While analysts are pleased that the budget - which was unveiled two weeks ago, six weeks after the legal deadline, and introduced to parliament on November 15 - will keep government borrowing in check, there are major uncertainties about the sustainability of the measures, which rely on revenue-raising measures while doing little to cut or restructure public spending.
In a note, Peter Atard Montalto, emerging markets analysts at Nomura, wrote: "I think the 2.94% deficit target is achievable... albeit it rests on poor anti-growth and almost totally revenue-side measures. There seem to be no necessary expenditure-side reforms and in general any expenditure-side measures are pretty small."
At heart, this budget is the result of a tension between the government's desire to implement a long-term industrial and demographic policy to ensure growth in decades to come and the shorter-term challenge of financing the country's spending over the coming few years.
Prime Minister Viktor Orban, whose populist conservative government came to power in the spring promising to cut taxes, create jobs and spur growth, has in recent speeches concentrated on the long-term perspective.

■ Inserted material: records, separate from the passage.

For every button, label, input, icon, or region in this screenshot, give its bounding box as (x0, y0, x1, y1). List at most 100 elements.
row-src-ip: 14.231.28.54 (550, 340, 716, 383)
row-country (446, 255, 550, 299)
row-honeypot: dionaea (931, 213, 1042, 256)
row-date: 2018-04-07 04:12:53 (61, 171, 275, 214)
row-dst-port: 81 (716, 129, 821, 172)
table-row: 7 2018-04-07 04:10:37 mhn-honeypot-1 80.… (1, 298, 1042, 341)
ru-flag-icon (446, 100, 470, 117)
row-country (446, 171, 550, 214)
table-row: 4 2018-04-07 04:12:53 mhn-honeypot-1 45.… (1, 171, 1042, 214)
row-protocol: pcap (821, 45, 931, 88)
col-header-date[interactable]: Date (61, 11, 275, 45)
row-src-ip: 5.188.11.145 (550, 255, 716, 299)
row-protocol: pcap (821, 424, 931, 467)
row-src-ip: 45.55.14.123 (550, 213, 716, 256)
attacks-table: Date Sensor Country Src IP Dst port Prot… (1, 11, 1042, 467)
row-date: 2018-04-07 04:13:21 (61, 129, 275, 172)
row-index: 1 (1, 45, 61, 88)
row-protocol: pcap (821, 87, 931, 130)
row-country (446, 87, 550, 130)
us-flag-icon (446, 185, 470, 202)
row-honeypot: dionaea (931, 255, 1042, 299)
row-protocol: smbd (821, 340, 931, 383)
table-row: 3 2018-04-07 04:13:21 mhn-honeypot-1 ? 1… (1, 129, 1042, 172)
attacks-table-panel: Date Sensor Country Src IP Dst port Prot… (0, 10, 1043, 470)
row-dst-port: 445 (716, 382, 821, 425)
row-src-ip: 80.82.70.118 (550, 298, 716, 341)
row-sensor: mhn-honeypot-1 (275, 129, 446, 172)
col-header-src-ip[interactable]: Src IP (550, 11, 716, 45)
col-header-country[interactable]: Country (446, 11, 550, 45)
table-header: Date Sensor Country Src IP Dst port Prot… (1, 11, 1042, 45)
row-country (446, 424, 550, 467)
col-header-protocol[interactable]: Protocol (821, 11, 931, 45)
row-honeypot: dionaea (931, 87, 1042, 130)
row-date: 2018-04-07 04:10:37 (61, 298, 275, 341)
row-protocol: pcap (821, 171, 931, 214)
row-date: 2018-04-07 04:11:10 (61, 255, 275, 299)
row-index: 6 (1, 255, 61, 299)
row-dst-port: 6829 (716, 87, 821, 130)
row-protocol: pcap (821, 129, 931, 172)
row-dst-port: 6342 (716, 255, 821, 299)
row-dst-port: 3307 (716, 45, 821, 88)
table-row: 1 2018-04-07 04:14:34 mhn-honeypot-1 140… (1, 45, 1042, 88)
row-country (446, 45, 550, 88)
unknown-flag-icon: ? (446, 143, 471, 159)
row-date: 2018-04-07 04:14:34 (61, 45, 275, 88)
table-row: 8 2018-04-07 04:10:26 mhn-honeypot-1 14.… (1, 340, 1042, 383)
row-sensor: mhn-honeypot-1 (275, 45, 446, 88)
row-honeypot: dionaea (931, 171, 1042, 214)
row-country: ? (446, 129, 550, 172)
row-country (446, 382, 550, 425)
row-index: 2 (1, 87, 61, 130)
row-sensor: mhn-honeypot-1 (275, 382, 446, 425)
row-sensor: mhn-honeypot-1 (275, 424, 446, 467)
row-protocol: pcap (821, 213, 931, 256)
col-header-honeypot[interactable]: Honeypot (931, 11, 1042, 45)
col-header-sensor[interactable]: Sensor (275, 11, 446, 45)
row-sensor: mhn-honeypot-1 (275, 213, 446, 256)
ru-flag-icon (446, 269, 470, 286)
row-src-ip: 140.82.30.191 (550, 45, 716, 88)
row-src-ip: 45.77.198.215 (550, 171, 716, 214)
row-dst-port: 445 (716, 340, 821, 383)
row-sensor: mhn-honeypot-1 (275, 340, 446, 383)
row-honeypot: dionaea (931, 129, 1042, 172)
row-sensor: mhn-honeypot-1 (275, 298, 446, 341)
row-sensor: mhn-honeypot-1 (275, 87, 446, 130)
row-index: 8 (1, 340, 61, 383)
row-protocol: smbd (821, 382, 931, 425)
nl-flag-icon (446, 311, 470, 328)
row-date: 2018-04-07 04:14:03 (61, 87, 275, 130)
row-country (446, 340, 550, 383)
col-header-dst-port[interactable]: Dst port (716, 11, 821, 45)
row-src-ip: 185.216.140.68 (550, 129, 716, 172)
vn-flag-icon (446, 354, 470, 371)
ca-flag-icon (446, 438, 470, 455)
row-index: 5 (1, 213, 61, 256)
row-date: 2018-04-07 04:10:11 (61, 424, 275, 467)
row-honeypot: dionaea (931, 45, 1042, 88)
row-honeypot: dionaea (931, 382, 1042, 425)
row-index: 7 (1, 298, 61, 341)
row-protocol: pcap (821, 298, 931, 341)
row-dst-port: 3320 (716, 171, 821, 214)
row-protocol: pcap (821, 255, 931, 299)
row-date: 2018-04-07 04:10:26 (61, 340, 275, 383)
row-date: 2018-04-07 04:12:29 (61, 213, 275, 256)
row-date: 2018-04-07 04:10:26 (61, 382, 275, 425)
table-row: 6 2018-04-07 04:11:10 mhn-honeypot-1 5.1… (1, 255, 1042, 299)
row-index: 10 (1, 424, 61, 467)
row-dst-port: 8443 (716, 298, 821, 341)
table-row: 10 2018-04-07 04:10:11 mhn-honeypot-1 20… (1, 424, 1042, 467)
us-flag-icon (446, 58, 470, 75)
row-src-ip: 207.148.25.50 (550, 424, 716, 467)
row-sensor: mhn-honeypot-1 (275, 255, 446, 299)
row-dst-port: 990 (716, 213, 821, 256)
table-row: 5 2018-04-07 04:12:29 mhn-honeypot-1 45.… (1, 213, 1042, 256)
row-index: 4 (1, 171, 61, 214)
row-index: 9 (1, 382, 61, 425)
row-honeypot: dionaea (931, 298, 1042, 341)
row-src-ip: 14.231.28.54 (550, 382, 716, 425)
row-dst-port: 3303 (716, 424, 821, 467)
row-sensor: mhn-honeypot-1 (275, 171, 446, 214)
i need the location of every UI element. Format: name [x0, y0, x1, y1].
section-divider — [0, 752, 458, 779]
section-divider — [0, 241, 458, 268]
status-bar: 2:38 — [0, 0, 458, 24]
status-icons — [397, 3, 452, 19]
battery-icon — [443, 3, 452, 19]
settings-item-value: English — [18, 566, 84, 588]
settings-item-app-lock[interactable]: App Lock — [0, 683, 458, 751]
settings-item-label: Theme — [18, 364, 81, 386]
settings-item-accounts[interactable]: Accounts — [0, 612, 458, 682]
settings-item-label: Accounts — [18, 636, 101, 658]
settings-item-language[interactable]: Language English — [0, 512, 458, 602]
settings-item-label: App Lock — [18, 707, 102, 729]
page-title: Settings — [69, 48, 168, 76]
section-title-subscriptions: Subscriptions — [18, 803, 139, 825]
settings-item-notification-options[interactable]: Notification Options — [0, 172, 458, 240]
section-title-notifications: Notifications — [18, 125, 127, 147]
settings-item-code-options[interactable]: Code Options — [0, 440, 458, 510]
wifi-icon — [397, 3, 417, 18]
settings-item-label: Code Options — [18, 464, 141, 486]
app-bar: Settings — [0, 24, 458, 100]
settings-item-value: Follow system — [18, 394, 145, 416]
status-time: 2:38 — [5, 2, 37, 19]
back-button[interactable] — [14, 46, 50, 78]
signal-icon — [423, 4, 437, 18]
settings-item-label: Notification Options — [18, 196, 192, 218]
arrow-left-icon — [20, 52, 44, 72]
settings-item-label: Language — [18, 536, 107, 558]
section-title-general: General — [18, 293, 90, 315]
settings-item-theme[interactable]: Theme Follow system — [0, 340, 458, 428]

Campaign promises to create 1m jobs over the next decade were followed in October by a speech in which he promised that a flat tax with incentives for families with many children would help raise the birth rate. In a speech to businessmen, the PM said: "Hungary is missing a million jobs and a million children. If we had all of that, then Hungary's economic troubles could be solved without any great strife."

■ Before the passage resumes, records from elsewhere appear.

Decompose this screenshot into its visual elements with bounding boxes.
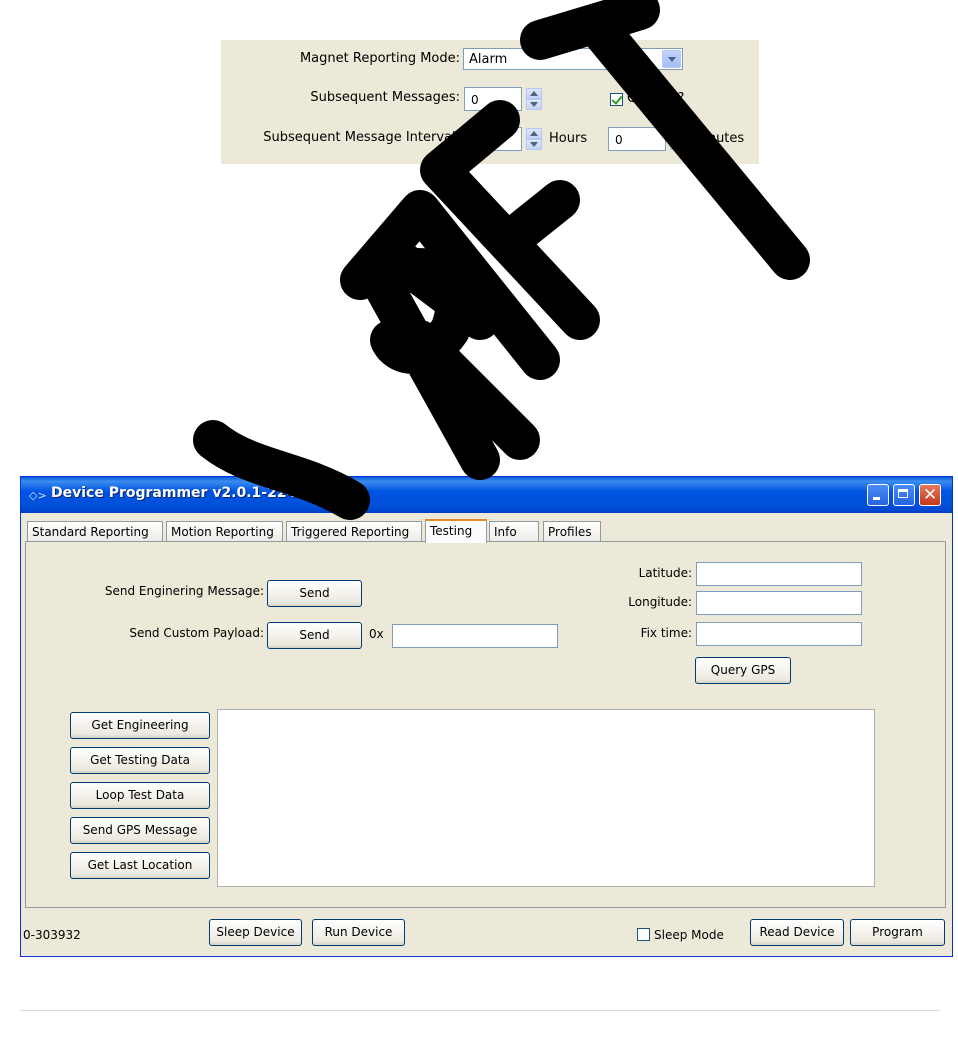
loop-test-data-button[interactable]: Loop Test Data — [70, 782, 210, 809]
program-button[interactable]: Program — [850, 919, 945, 946]
double-chevron-icon: ◇> — [29, 489, 47, 502]
magnet-mode-select[interactable]: Alarm — [463, 48, 683, 70]
send-eng-label: Send Enginering Message: — [104, 584, 264, 598]
send-eng-button[interactable]: Send — [267, 580, 362, 607]
longitude-label: Longitude: — [628, 595, 692, 609]
send-gps-message-button[interactable]: Send GPS Message — [70, 817, 210, 844]
gps-fix-label: GPS FIX? — [627, 91, 685, 106]
magnet-mode-value: Alarm — [469, 52, 508, 67]
sleep-mode-checkbox[interactable] — [637, 928, 650, 941]
interval-hours-field[interactable]: 0 — [464, 127, 522, 151]
sleep-mode-label: Sleep Mode — [654, 928, 724, 942]
run-device-button[interactable]: Run Device — [312, 919, 405, 946]
longitude-input[interactable] — [696, 591, 862, 615]
tab-motion-reporting[interactable]: Motion Reporting — [166, 521, 283, 542]
close-button[interactable]: ✕ — [919, 484, 941, 506]
spinner-buttons[interactable] — [526, 88, 542, 110]
magnet-settings-panel: Magnet Reporting Mode: Alarm Subsequent … — [221, 40, 759, 164]
spin-up-icon[interactable] — [526, 88, 542, 99]
interval-label: Subsequent Message Interval: — [263, 130, 460, 145]
device-programmer-window: ◇> Device Programmer v2.0.1-224-2.1 ✕ St… — [20, 476, 953, 957]
custom-payload-input[interactable] — [392, 624, 558, 648]
get-last-location-button[interactable]: Get Last Location — [70, 852, 210, 879]
subsequent-messages-value: 0 — [471, 93, 479, 107]
title-bar[interactable]: ◇> Device Programmer v2.0.1-224-2.1 ✕ — [21, 477, 952, 513]
hours-label: Hours — [549, 131, 588, 146]
hex-prefix-label: 0x — [369, 627, 384, 641]
letter-r-stroke — [360, 248, 540, 480]
send-custom-button[interactable]: Send — [267, 622, 362, 649]
get-testing-data-button[interactable]: Get Testing Data — [70, 747, 210, 774]
query-gps-button[interactable]: Query GPS — [695, 657, 791, 684]
spin-down-icon[interactable] — [526, 139, 542, 150]
send-custom-label: Send Custom Payload: — [129, 626, 264, 640]
interval-minutes-field[interactable]: 0 — [608, 127, 666, 151]
interval-minutes-spinner[interactable]: 0 — [608, 127, 692, 151]
latitude-input[interactable] — [696, 562, 862, 586]
window-title: Device Programmer v2.0.1-224-2.1 — [51, 485, 327, 501]
output-text-area[interactable] — [217, 709, 875, 887]
spin-up-icon[interactable] — [670, 128, 686, 139]
maximize-button[interactable] — [893, 484, 915, 506]
gps-fix-checkbox[interactable] — [610, 93, 623, 106]
tab-triggered-reporting[interactable]: Triggered Reporting — [286, 521, 422, 542]
letter-a-stroke — [340, 190, 560, 380]
status-bar: 0-303932 Sleep Device Run Device Sleep M… — [21, 913, 952, 956]
interval-minutes-value: 0 — [615, 133, 623, 147]
sleep-device-button[interactable]: Sleep Device — [209, 919, 302, 946]
get-engineering-button[interactable]: Get Engineering — [70, 712, 210, 739]
page-divider — [20, 1010, 940, 1011]
spin-down-icon[interactable] — [670, 139, 686, 150]
subsequent-messages-field[interactable]: 0 — [464, 87, 522, 111]
spinner-buttons[interactable] — [670, 128, 686, 150]
chevron-down-icon[interactable] — [662, 50, 681, 68]
subsequent-messages-spinner[interactable]: 0 — [464, 87, 548, 111]
minutes-label: Minutes — [693, 131, 745, 146]
minimize-button[interactable] — [867, 484, 889, 506]
spin-up-icon[interactable] — [526, 128, 542, 139]
fix-time-input[interactable] — [696, 622, 862, 646]
fix-time-label: Fix time: — [640, 626, 692, 640]
close-icon: ✕ — [923, 485, 938, 505]
latitude-label: Latitude: — [638, 566, 692, 580]
device-id-label: 0-303932 — [23, 928, 81, 942]
interval-hours-value: 0 — [471, 133, 479, 147]
tab-info[interactable]: Info — [489, 521, 539, 542]
tab-profiles[interactable]: Profiles — [543, 521, 601, 542]
interval-hours-spinner[interactable]: 0 — [464, 127, 548, 151]
tab-testing[interactable]: Testing — [425, 519, 487, 543]
spin-down-icon[interactable] — [526, 99, 542, 110]
tab-standard-reporting[interactable]: Standard Reporting — [27, 521, 163, 542]
subsequent-messages-label: Subsequent Messages: — [310, 90, 460, 105]
spinner-buttons[interactable] — [526, 128, 542, 150]
read-device-button[interactable]: Read Device — [750, 919, 844, 946]
magnet-mode-label: Magnet Reporting Mode: — [299, 51, 460, 66]
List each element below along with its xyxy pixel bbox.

Few of the measures came as a surprise. The possibility of dipping into the country's €2.1bn private pension assets was already under discussion in the spring when Orban learned that the International Monetary Fund and the EU would not underwrite the government's planned tax cuts, while the latest round of windfall taxes - a total of HUF520bn a year on the primarily foreign-owned retailers, telecommunications companies and energy companies that are among Hungary's largest employers - were being leaked soon after the initial HUF200bn banking windfall tax was announced in the summer.
The National Bank of Hungary, the country's Budgetary Council and a host of bank analysts have criticised the revenue-raising measures for being anti-growth and unsustainable. Andras Simor, governor of the National Bank, echoed analysts' concerns over the sustainability of the revenue-raising measures. "There can be no doubt about meeting the deficit targets for this year and next. The 2011 budget was drawn up conservatively, with substantial reserves." The problem, he said, was that "in both years, this is being achieved with one-off, temporary revenues, while there is no sign of spending cuts."
There is much uncertainty over the numbers. While the windfall taxes were originally proposed for three years, the budget as published suggests that the taxes could be maintained, at a lower level, for longer.
The pension measures are more problematic. For the next 14 months, the government will pocket HUF30bn in employees' monthly pension contributions rather than transferring them to the country's private pension funds. In addition, a law has been passed making it possible for employers with existing private pension savings to opt back into the public pension system in exchange for an ill-defined promise of a larger state pension on retirement - in effect making a gift of their savings to the government.
The proposals - which could drive smaller funds into bankruptcy - have been heavily criticised as government interference into a private contracts between savers and their pension schemes. In addition, there is great uncertainty over how many will choose to opt back in to the public system. While the government has publicly said it expects 90% of savers to return to the public pension insurance pillar, its own budgetary calculations assume just 20% of total savings will revert to the state treasury.
The budget is a gamble. The government hopes that demographic transformation over the long term will offset the risk of landing a future government with a substantial bill in unfunded pensions, while it hopes that job creation and investment resulting from lower corporation taxes will compensate for lower levels of investment by the primarily foreign companies that are hit by the windfall taxes.
Whatever the risks, the government seems determined. When the constitutional court ruled two weeks ago that a supertax on public sector severance packages of more than HUF2m was unconstitutional, the government responded with threats to remove budgetary matters from the court's purview, in a move that was interpreted as a sign that any legal challenges to the pensions raid would be overruled by the government's parliamentary majority.